The stock greatly benefited from China’s consumption upgrade fuelled by fast economic growth, which saw consumers snapping up luxury handbags from Chanel and Louis Vuitton to upscale baijiu at home and abroad. The price of Mao-tai Flying Fairy had jumped almost tenfold over the past two decades.

Kweichow Moutai, which is based in southwest Guizhou province, had fetched annual returns of almost 30 per cent from its listing in 2001 to the end of last year, compared with a 1.3 per cent gain in the Shanghai Composite Index in the same period, according to Bloomberg data.

The company is capitalised at 1.95 trillion yuan, making it the world’s largest distiller and the most valuable company listed in China, the data shows.

Shares of Kweichow Moutai closed unchanged at 1,555 yuan on Friday in Shanghai. The stock has declined 9.9 per cent this year, underperforming a 3.2 per cent gain in the benchmark CSI 300 Index.

The decline in Mao-tai prices was amplified by speculators, who offloaded their hoardings to avoid further losses when prices began to ease, according to China Galaxy Securities. Demand is likely to stabilise after the speculative overhang is removed, it said.

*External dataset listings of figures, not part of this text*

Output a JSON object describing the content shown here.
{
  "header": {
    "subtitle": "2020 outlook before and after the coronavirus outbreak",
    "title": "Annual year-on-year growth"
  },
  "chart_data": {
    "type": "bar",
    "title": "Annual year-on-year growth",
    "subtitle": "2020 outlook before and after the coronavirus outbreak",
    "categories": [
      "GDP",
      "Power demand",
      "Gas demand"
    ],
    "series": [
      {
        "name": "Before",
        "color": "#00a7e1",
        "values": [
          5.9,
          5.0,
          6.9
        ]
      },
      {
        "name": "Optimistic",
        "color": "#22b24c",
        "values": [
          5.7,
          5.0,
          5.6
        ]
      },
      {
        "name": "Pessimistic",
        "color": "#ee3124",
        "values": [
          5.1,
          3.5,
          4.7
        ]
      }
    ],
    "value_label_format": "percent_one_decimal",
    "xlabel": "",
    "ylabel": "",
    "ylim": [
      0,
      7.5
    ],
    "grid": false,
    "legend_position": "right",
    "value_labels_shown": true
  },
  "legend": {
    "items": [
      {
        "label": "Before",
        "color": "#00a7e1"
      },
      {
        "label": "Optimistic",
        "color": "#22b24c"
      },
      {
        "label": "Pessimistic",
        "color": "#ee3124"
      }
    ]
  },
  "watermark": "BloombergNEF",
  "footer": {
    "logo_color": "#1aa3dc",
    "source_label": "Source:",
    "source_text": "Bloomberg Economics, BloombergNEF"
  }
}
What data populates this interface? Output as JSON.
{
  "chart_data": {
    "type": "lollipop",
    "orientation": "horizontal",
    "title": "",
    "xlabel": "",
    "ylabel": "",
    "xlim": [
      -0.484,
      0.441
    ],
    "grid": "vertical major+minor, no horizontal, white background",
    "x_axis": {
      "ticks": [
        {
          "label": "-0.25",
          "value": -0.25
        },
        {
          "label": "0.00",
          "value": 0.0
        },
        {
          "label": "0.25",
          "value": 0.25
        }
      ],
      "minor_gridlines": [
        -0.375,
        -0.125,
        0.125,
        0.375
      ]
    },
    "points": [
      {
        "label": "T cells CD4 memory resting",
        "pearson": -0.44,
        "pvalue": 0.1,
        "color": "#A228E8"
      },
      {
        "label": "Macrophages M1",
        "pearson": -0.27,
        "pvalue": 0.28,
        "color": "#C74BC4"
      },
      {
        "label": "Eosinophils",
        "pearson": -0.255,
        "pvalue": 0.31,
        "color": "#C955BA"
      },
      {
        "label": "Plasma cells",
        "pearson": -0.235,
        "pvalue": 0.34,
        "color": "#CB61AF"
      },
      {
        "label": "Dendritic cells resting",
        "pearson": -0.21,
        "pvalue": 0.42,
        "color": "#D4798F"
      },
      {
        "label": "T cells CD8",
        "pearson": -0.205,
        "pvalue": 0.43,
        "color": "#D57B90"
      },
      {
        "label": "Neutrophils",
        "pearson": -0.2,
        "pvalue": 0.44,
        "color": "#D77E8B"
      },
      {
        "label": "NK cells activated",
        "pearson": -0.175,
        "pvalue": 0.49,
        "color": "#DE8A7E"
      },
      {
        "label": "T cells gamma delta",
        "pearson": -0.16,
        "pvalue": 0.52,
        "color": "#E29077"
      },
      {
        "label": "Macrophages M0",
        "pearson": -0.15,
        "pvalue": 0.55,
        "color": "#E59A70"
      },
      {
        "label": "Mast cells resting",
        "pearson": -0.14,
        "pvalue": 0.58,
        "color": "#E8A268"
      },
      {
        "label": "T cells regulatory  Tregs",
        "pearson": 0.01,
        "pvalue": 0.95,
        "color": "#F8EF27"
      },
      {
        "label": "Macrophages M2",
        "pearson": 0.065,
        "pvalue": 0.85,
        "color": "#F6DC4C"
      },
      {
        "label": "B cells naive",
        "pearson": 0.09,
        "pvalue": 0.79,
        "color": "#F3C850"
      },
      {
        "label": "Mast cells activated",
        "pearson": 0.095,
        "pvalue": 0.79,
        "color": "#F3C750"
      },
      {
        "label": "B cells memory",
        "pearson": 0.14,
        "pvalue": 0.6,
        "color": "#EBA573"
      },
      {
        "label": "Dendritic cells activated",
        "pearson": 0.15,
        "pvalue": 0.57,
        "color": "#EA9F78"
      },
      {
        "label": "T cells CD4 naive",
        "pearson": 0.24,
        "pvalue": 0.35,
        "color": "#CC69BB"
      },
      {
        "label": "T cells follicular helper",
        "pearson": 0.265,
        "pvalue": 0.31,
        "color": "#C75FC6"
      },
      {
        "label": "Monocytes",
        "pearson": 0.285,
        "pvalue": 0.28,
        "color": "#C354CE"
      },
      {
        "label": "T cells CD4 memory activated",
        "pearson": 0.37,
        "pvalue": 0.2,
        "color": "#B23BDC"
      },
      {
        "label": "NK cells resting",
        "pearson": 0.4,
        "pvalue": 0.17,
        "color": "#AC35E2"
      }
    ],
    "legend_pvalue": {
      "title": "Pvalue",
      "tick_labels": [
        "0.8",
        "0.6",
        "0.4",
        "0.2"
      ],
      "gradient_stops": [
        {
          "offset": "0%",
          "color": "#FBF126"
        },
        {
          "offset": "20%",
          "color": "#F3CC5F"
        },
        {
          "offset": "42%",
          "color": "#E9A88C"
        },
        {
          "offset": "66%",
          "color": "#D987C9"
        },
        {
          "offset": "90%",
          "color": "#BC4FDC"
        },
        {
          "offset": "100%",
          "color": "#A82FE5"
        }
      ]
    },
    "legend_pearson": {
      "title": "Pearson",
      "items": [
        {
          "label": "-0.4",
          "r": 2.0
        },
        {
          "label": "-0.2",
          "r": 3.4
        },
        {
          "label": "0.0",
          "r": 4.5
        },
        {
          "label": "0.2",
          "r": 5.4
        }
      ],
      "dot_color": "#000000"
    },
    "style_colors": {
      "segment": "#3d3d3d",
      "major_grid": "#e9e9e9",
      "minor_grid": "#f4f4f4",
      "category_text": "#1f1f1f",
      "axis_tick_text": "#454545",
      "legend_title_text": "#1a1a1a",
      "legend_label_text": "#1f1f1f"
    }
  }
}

Consumer spending, one of the key drivers of Kweichow Moutai’s shares, is missing. The average tourism spending per trip during the recent three-day Dragon Boat Festival was 14 per cent below the pre-Covid level in 2019, according to Nomura Holdings. Home sales, another key barometer of consumer confidence, continued to decline in 21 major cities in the first week of June.

“It doesn’t seem to be a good entry point to buy Kweichow Moutai shares for now,” said Wang at Xufunds. “We need more time and data to ascertain whether the price drop is simply a blip, because of normal inventory clearance, or a medium-term inflection point for Mao-tai products.”